Financial advisers and consumer outlets are pointing savers toward two clear choices for a $40,000 emergency fund: high-yield savings accounts or money market accounts — and they say two other options deserve caution. CBS News identified those two accounts as the preferred homes for a $40,000 emergency fund right now, while also flagging certificates of deposit and stocks as account types savers may want to avoid.
The numbers behind the recommendation are straightforward. High-yield savings accounts and money market accounts can offer rates close to 4% today, and the high-yield savings option carries the extra protection of FDIC insurance up to $250,000 per account. CDs can match those headline rates and they lock in returns through a maturity date, but that very feature makes them a poor fit for funds you must be able to access quickly. Stocks were listed explicitly as an account type to avoid for a $40,000 emergency fund.
Those rate advantages come with caveats: the interest on high-yield savings and money market accounts is variable and subject to change with market conditions. That means the roughly 4% returns that make these accounts attractive now can fall if rates decline. Meanwhile, a CD’s fixed rate is reliable but rigid — the funds are locked until maturity, which is why outlets noted that using a CD as an emergency fund is a problem.
The practical side of the advice landed in a KTAR News call-in in which a listener asked about buying a flour mill while saving for her household safety net. The listener and her husband were in Baby Step 3 and had $1,800 saved toward a fully funded emergency fund goal of $20,000. Radio host Dave Ramsey told them the purchase was the wrong priority. "it’s not a necessity or an emergency. It’s just not," he said, adding bluntly, "we don’t even have a full emergency fund of 3-6 months of expenses in place yet." Ramsey wrapped his view in a final line directed at discretionary spending: "This is a luxury item, not an emergency and not a necessity. I wouldn’t do it."
The two threads — headline-rate accounts for parked cash and the discipline Ramsey describes — are answering the same problem from different angles. Consumer outlets are reacting to current economic forces: higher headline rates after periods of inflation and elevated interest rates alongside wage growth that has not kept pace.
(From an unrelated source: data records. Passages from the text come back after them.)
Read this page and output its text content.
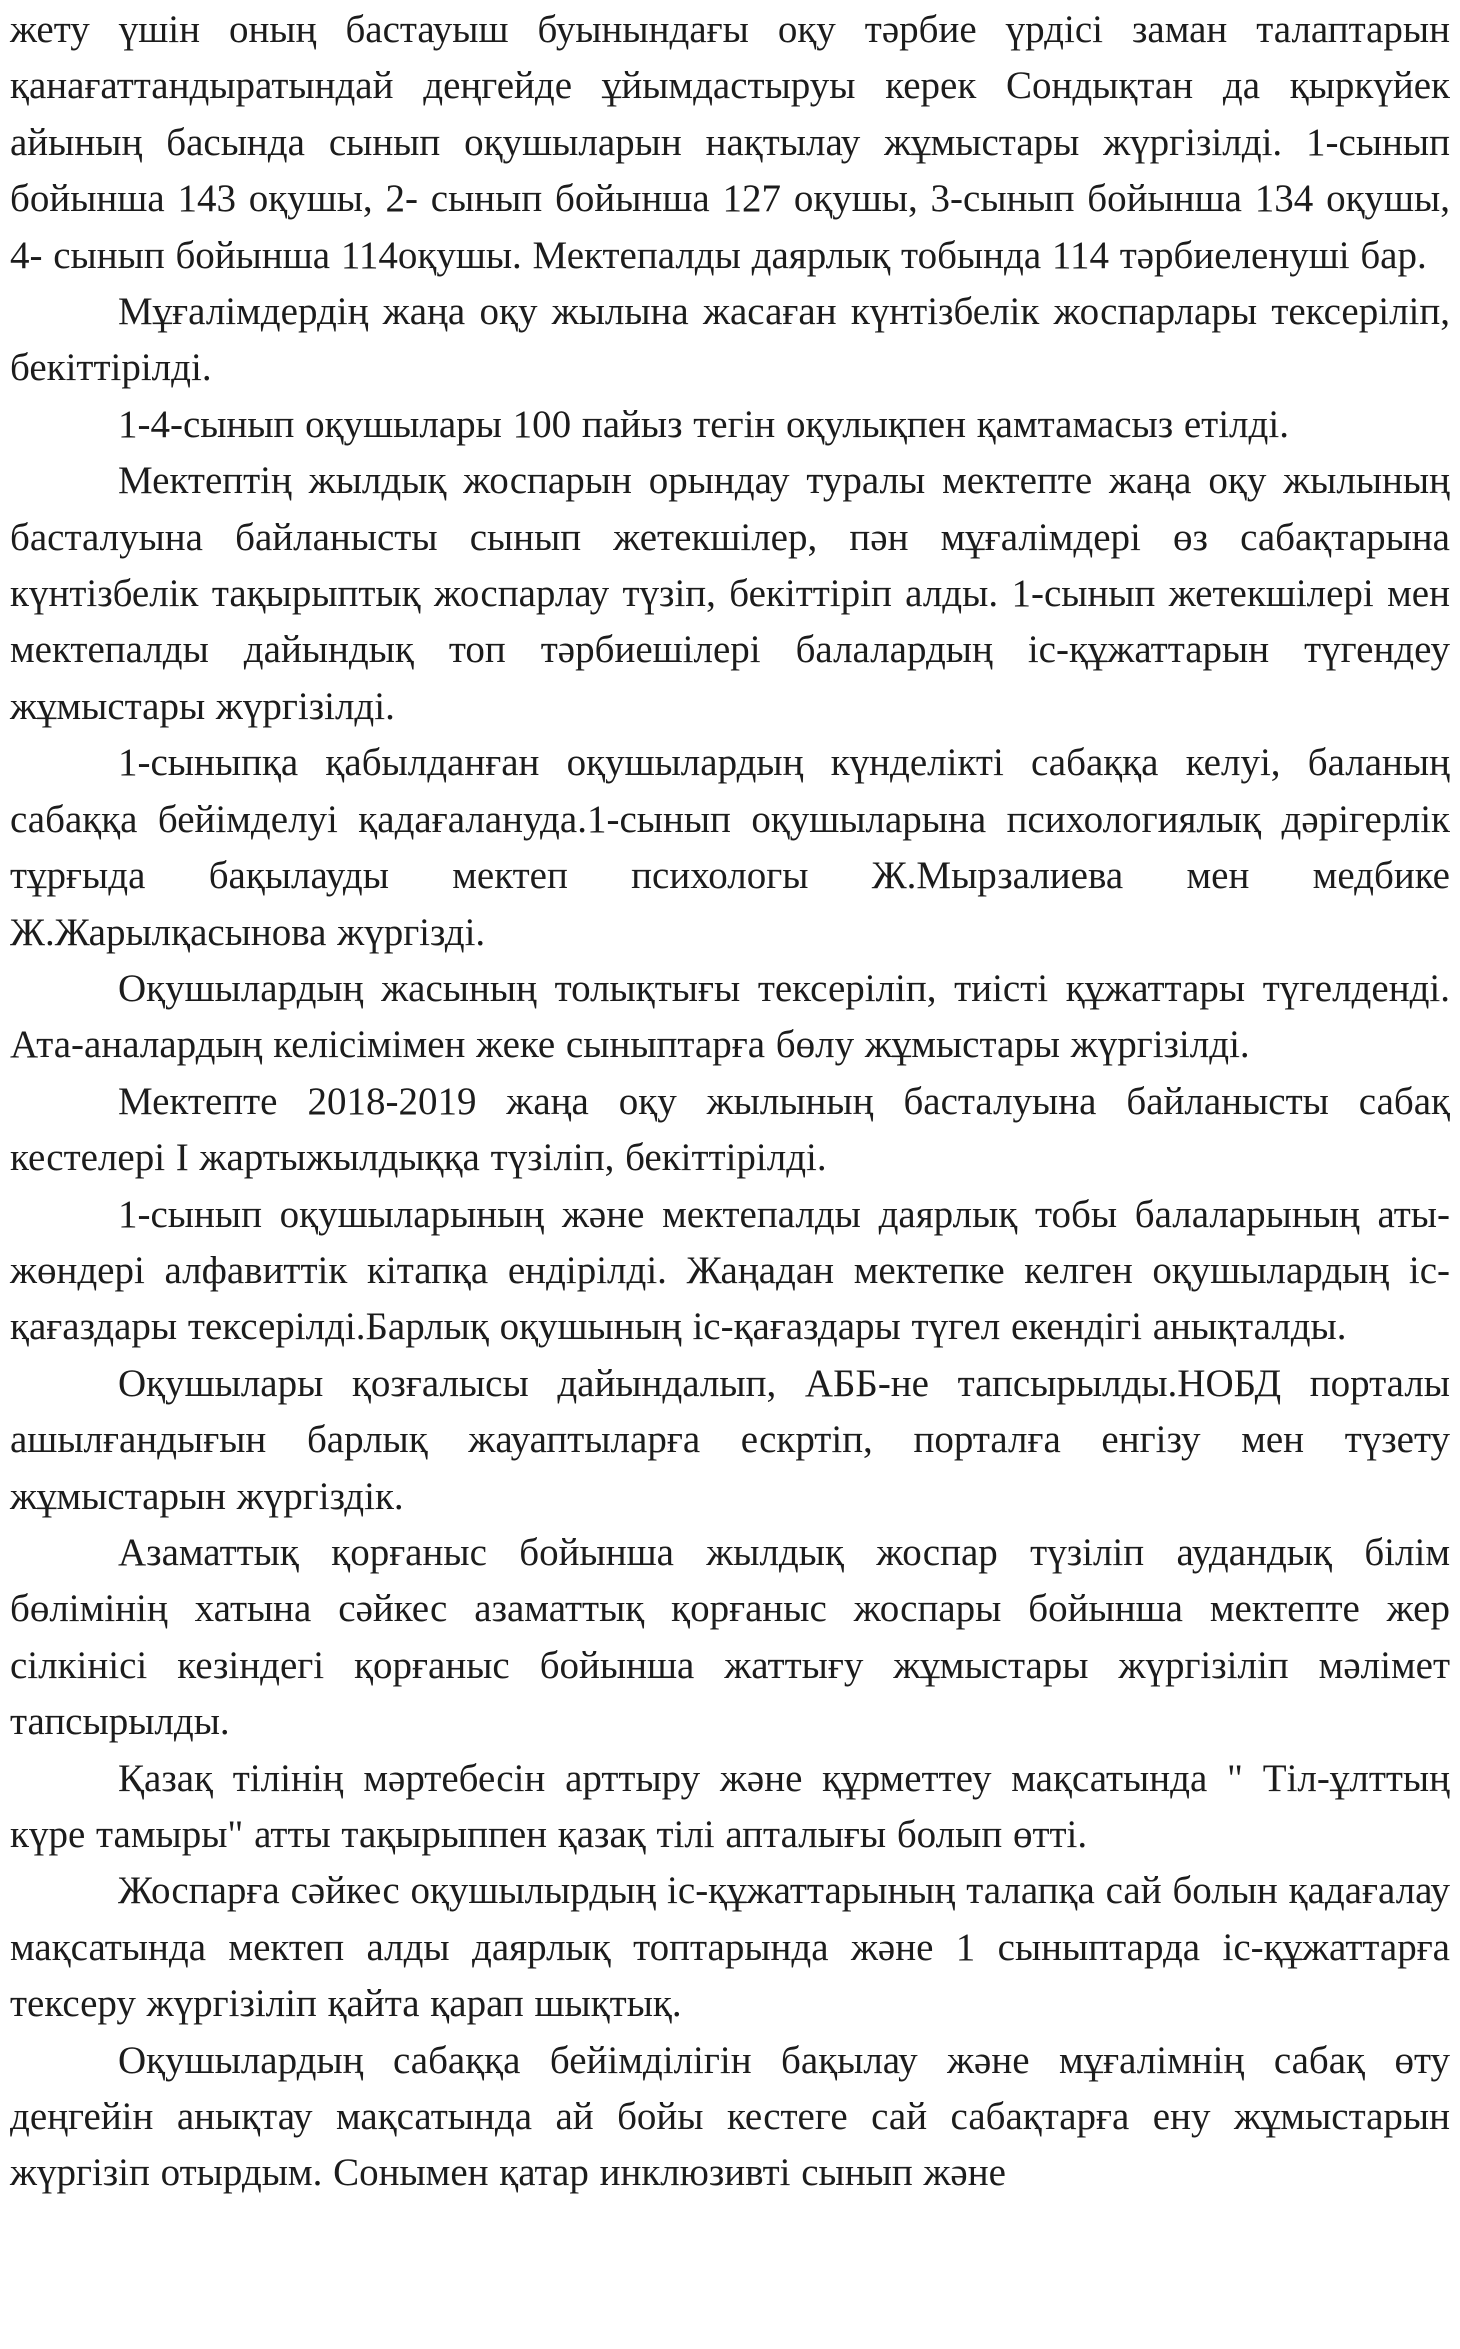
жету үшін оның бастауыш буынындағы оқу тәрбие үрдісі заман талаптарын қанағаттандыратындай деңгейде ұйымдастыруы керек Сондықтан да қыркүйек айының басында сынып оқушыларын нақтылау жұмыстары жүргізілді. 1-сынып бойынша 143 оқушы, 2- сынып бойынша 127 оқушы, 3-сынып бойынша 134 оқушы, 4- сынып бойынша 114оқушы. Мектепалды даярлық тобында 114 тәрбиеленуші бар.

Мұғалімдердің жаңа оқу жылына жасаған күнтізбелік жоспарлары тексеріліп, бекіттірілді.

1-4-сынып оқушылары 100 пайыз тегін оқулықпен қамтамасыз етілді.

Мектептің жылдық жоспарын орындау туралы мектепте жаңа оқу жылының басталуына байланысты сынып жетекшілер, пән мұғалімдері өз сабақтарына күнтізбелік тақырыптық жоспарлау түзіп, бекіттіріп алды. 1-сынып жетекшілері мен мектепалды дайындық топ тәрбиешілері балалардың іс-құжаттарын түгендеу жұмыстары жүргізілді.

1-сыныпқа қабылданған оқушылардың күнделікті сабаққа келуі, баланың сабаққа бейімделуі қадағалануда.1-сынып оқушыларына психологиялық дәрігерлік тұрғыда бақылауды мектеп психологы Ж.Мырзалиева мен медбике Ж.Жарылқасынова жүргізді.

Оқушылардың жасының толықтығы тексеріліп, тиісті құжаттары түгелденді. Ата-аналардың келісімімен жеке сыныптарға бөлу жұмыстары жүргізілді.

Мектепте 2018-2019 жаңа оқу жылының басталуына байланысты сабақ кестелері I жартыжылдыққа түзіліп, бекіттірілді.

1-сынып оқушыларының және мектепалды даярлық тобы балаларының аты-жөндері алфавиттік кітапқа ендірілді. Жаңадан мектепке келген оқушылардың іс-қағаздары тексерілді.Барлық оқушының іс-қағаздары түгел екендігі анықталды.

Оқушылары қозғалысы дайындалып, АББ-не тапсырылды.НОБД порталы ашылғандығын барлық жауаптыларға ескртіп, порталға енгізу мен түзету жұмыстарын жүргіздік.

Азаматтық қорғаныс бойынша жылдық жоспар түзіліп аудандық білім бөлімінің хатына сәйкес азаматтық қорғаныс жоспары бойынша мектепте жер сілкінісі кезіндегі қорғаныс бойынша жаттығу жұмыстары жүргізіліп мәлімет тапсырылды.

Қазақ тілінің мәртебесін арттыру және құрметтеу мақсатында " Тіл-ұлттың күре тамыры" атты тақырыппен қазақ тілі апталығы болып өтті.

Жоспарға сәйкес оқушылырдың іс-құжаттарының талапқа сай болын қадағалау мақсатында мектеп алды даярлық топтарында және 1 сыныптарда іс-құжаттарға тексеру жүргізіліп қайта қарап шықтық.

Оқушылардың сабаққа бейімділігін бақылау және мұғалімнің сабақ өту деңгейін анықтау мақсатында ай бойы кестеге сай сабақтарға ену жұмыстарын жүргізіп отырдым. Сонымен қатар инклюзивті сынып және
That environment makes cash-sensitive products more attractive than they were a year ago, but it also increases the temptation to chase yield when access matters most.
That tension is the story’s friction. CDs can offer certainty on paper that looks competitive with the best high-yield savings and money market accounts, but certainty comes at the cost of liquidity; tapping a CD early can mean penalties or lost interest, which defeats the fund’s purpose. Conversely, keeping cash in easily accessible accounts protects against emergencies but guarantees variable returns that could diminish. And putting $40,000 into stocks would expose a household to the volatility those other products are designed to avoid.
The takeaway is practical: for savers who prioritize both safety and some yield, high-yield savings and money market accounts are the sensible default for an emergency fund today; for anyone without a full 3–6 months of expenses saved, financial discipline matters more than chasing a marginally higher return. That was Ramsey’s point to the KTAR listener — the question wasn’t really about a flour mill, it was about whether the household had completed the basics.
If you have a $40,000 cushion, the current, simple judgment is that a high-yield savings or a money market account gives the best mix of access, protection and yield; if you don’t, the clearest action is to finish building that emergency fund before buying luxuries or locking cash away where you can’t get it when you need it.